ALBERT TOWN, Trelawny — The Opposition Jamaica Labour Party (JLP) has accused the Government of covertly reintroducing cost-sharing in public schools.
The JLP, when it formed Government in 2007, introduced free tuition in secondary schools, bringing cost-sharing to a closure. The free tuition had formed a major plank of the JLP's election campaign and many believed it played a major role in helping the then Bruce Golding-led party to successfully wrestle power from the People's National Party (PNP), which had an 18-and-a-half-year run at the helm of the country.
Speaking Sunday evening at a JLP South Trelawny Workers Meeting at the Albert Town High School, current JLP Opposition Leader Andrew Holness described the move as "degenerating" and pledged to tackle the issue when Parliament resumes.

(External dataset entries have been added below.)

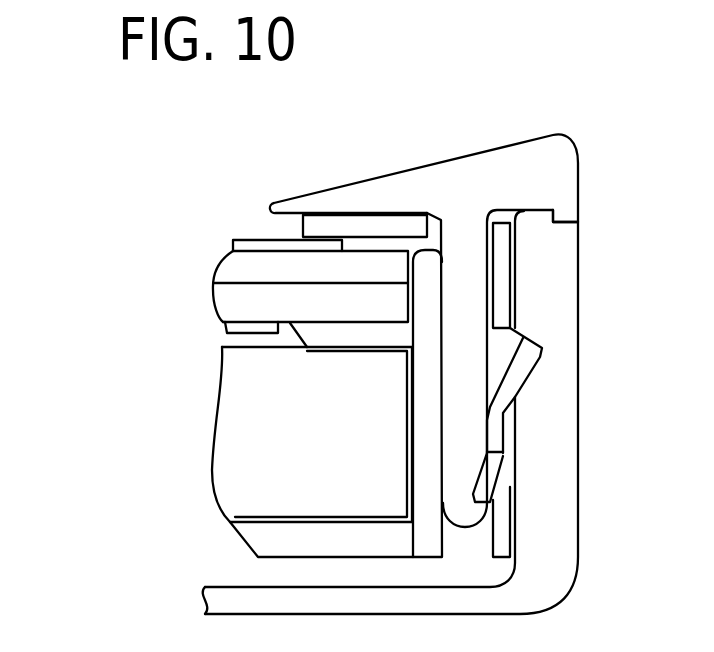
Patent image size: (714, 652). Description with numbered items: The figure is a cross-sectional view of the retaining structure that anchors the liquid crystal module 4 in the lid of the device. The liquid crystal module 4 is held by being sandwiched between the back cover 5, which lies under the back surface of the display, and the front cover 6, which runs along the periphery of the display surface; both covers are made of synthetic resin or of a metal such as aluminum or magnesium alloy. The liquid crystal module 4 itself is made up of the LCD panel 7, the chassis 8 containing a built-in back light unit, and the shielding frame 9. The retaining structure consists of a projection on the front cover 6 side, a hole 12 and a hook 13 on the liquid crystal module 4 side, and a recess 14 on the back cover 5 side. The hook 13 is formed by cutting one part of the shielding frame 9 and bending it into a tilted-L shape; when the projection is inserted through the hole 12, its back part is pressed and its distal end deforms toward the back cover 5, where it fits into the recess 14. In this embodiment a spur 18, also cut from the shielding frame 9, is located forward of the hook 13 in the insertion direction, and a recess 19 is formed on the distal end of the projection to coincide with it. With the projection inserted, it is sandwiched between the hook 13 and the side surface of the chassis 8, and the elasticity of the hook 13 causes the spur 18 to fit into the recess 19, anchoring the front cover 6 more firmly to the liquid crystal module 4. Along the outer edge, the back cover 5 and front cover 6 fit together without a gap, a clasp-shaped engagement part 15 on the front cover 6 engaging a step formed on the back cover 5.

The liquid crystal module 4 is at (148, 428).
The back cover 5 is at (562, 551).
The front cover 6 is at (505, 146).
The LCD panel 7 is at (237, 302).
The chassis 8 is at (262, 540).
The shielding frame 9 is at (359, 224).
The hole 12 is at (441, 219).
The hook 13 is at (518, 372).
The recess 14 is at (533, 347).
The engagement part 15 is at (563, 226).
The spur 18 is at (485, 470).
The recess 19 is at (475, 497).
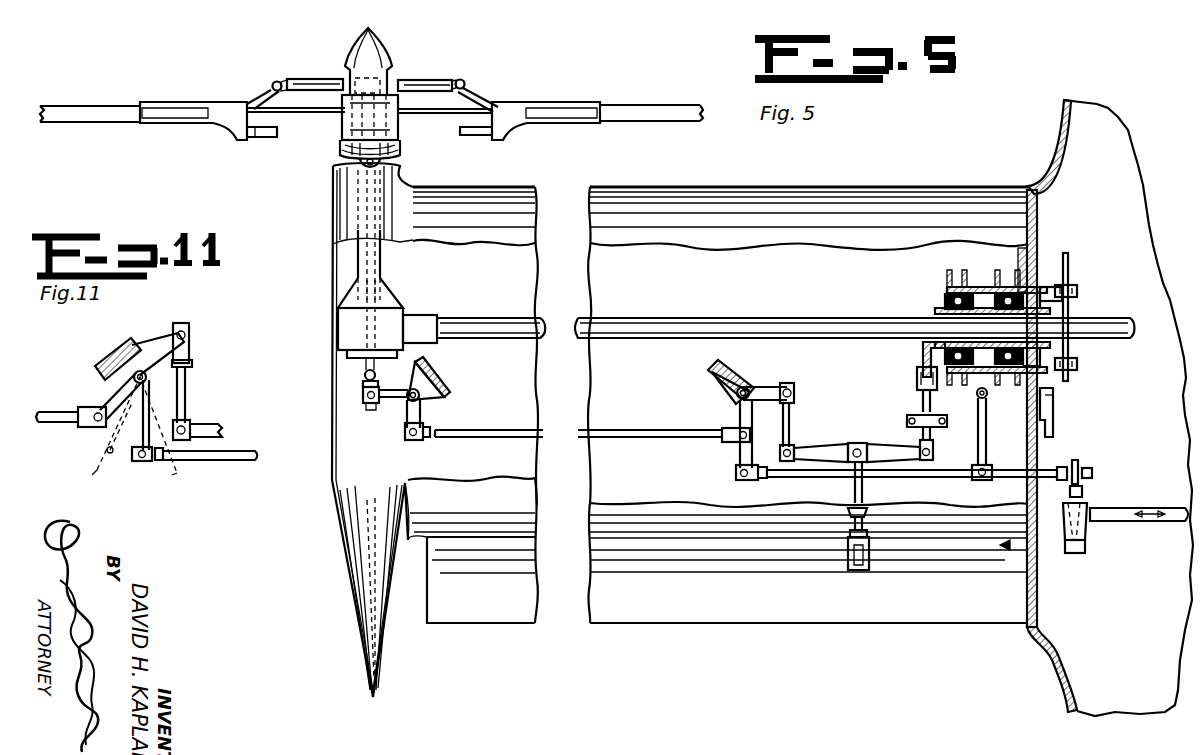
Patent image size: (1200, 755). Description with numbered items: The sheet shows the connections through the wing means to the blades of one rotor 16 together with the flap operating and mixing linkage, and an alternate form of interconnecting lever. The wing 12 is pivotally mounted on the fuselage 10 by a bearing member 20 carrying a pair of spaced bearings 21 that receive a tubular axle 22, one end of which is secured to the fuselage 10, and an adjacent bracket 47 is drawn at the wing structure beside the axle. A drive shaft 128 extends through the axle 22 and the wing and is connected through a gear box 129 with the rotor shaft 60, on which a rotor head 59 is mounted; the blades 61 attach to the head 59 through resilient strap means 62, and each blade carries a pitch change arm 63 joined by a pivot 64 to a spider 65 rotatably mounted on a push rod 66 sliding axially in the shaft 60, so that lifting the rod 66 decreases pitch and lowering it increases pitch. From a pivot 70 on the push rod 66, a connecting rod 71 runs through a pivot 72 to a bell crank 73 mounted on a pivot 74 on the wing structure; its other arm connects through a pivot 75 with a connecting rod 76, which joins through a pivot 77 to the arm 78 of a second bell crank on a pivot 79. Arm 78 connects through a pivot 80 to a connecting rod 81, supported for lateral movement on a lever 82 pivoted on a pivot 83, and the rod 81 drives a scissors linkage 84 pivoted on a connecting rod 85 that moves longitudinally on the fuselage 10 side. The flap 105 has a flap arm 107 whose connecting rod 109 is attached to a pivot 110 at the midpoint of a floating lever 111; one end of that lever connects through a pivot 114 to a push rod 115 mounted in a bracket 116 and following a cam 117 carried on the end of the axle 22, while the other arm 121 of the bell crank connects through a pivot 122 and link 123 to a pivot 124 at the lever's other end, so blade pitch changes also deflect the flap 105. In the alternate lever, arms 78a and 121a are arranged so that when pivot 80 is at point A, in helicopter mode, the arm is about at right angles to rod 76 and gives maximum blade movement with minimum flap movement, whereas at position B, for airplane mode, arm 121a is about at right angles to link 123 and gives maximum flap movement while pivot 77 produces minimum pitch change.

In FIG. 5, the fuselage 10 is at (1060, 150).
In FIG. 5, the wing 12 is at (450, 390).
In FIG. 5, the rotor 16 is at (522, 88).
In FIG. 5, the bearing member 20 is at (1040, 283).
In FIG. 5, the bearings 21 is at (950, 300).
In FIG. 5, the axle 22 is at (1072, 312).
In FIG. 5, the bracket 47 is at (1053, 418).
In FIG. 5, the rotor head 59 is at (404, 44).
In FIG. 5, the rotor shaft 60 is at (358, 262).
In FIG. 5, the blades 61 is at (197, 123).
In FIG. 5, the strap means 62 is at (316, 115).
In FIG. 5, the pitch change arm 63 is at (262, 94).
In FIG. 5, the pivot 64 is at (279, 82).
In FIG. 5, the spider 65 is at (316, 85).
In FIG. 5, the push rod 66 is at (352, 157).
In FIG. 5, the pivot 70 is at (365, 377).
In FIG. 5, the connecting rod 71 is at (362, 385).
In FIG. 5, the pivot 72 is at (362, 398).
In FIG. 5, the bell crank 73 is at (393, 400).
In FIG. 5, the pivot 74 is at (430, 398).
In FIG. 5, the pivot 75 is at (408, 440).
In FIG. 5, the connecting rod 76 is at (578, 438).
In FIG. 11, the connecting rod 76 is at (67, 408).
In FIG. 5, the pivot 77 is at (736, 440).
In FIG. 11, the pivot 77 is at (97, 424).
In FIG. 5, the arm 78 is at (740, 419).
In FIG. 11, the arm 78 is at (130, 425).
In FIG. 11, the arm 78a is at (115, 397).
In FIG. 5, the pivot 79 is at (735, 396).
In FIG. 11, the pivot 79 is at (189, 378).
In FIG. 5, the pivot 80 is at (736, 473).
In FIG. 11, the pivot 80 is at (140, 461).
In FIG. 5, the connecting rod 81 is at (918, 470).
In FIG. 11, the connecting rod 81 is at (210, 461).
In FIG. 5, the lever 82 is at (978, 441).
In FIG. 5, the pivot 83 is at (990, 398).
In FIG. 5, the scissors linkage 84 is at (1088, 540).
In FIG. 5, the connecting rod 85 is at (1125, 506).
In FIG. 5, the flap 105 is at (772, 613).
In FIG. 5, the flap arm 107 is at (860, 570).
In FIG. 5, the connecting rod 109 is at (855, 488).
In FIG. 5, the pivot 110 is at (857, 443).
In FIG. 5, the floating lever 111 is at (838, 428).
In FIG. 11, the floating lever 111 is at (220, 424).
In FIG. 5, the pivot 114 is at (920, 445).
In FIG. 5, the push rod 115 is at (922, 402).
In FIG. 5, the bracket 116 is at (935, 415).
In FIG. 5, the cam 117 is at (925, 355).
In FIG. 5, the arm 121 is at (765, 385).
In FIG. 11, the arm 121a is at (153, 357).
In FIG. 5, the pivot 122 is at (792, 386).
In FIG. 11, the pivot 122 is at (187, 330).
In FIG. 5, the link 123 is at (790, 410).
In FIG. 11, the link 123 is at (186, 400).
In FIG. 5, the pivot 124 is at (795, 440).
In FIG. 5, the drive shaft 128 is at (578, 318).
In FIG. 5, the gear box 129 is at (345, 325).
In FIG. 11, the point A is at (165, 484).
In FIG. 11, the position B is at (85, 478).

"How this Government is moving in a secretive way to reintroduce cost-sharing through the back door, we can't agree with that. And, I am just waiting until Parliament is opened to deal with it because if truth be told, it is a retrograde step," Holness stated.
Holness argued that under the cost-sharing system, some students will not be able to afford to "take up the place in the school" to which they were placed after sitting the Grade Six Achievement Test "because they have to be considering the financial issues".
"That is not what we wanted for Jamaica. What we wanted was for every child, from age three to 18, to have access to education without worrying about the cost," he said.
Meanwhile, speaking ahead of the party leader,
Marissa Dalrymple-Philibert, Opposition spokesperson on education, ridiculed Education Minister Ronald Thwaites' suggestion for schools to provide a payment plan for parents in an effort to mitigate economic challenges they face in paying auxiliary fees.
She said students will be kicked out of school when the fees are not paid.
"We can't continue to pay lip service and say do a payment plan because, at the end of the day, just like when you can't pay the mortgage the bank comes for the house. That is what is going to happen if we make plans that we cannot in fact afford to keep," said Dalrymple Philibert, who is the member of Parliament for South Trelawny.
"The minister says auxiliary fees are compulsory. It means that you have to pay. If not ,the schools can say to you (parents) that the child can't come into school," she added.
She also blasted the PNP administration for "not increasing the amount of money that goes to schools" since they formed the Government in 2011 and expressed empathy with school administrators who are faced with increasing expenses.
"The people running the schools, like the parents, are in a quandary. They have light bills, they have bills to pay, their costs are going up and the Government has not given more funds to operate the schools so that we can have the quality education that we go to Parliament and on the radio and talk about everyday," bemoaned the South Trelawny MP.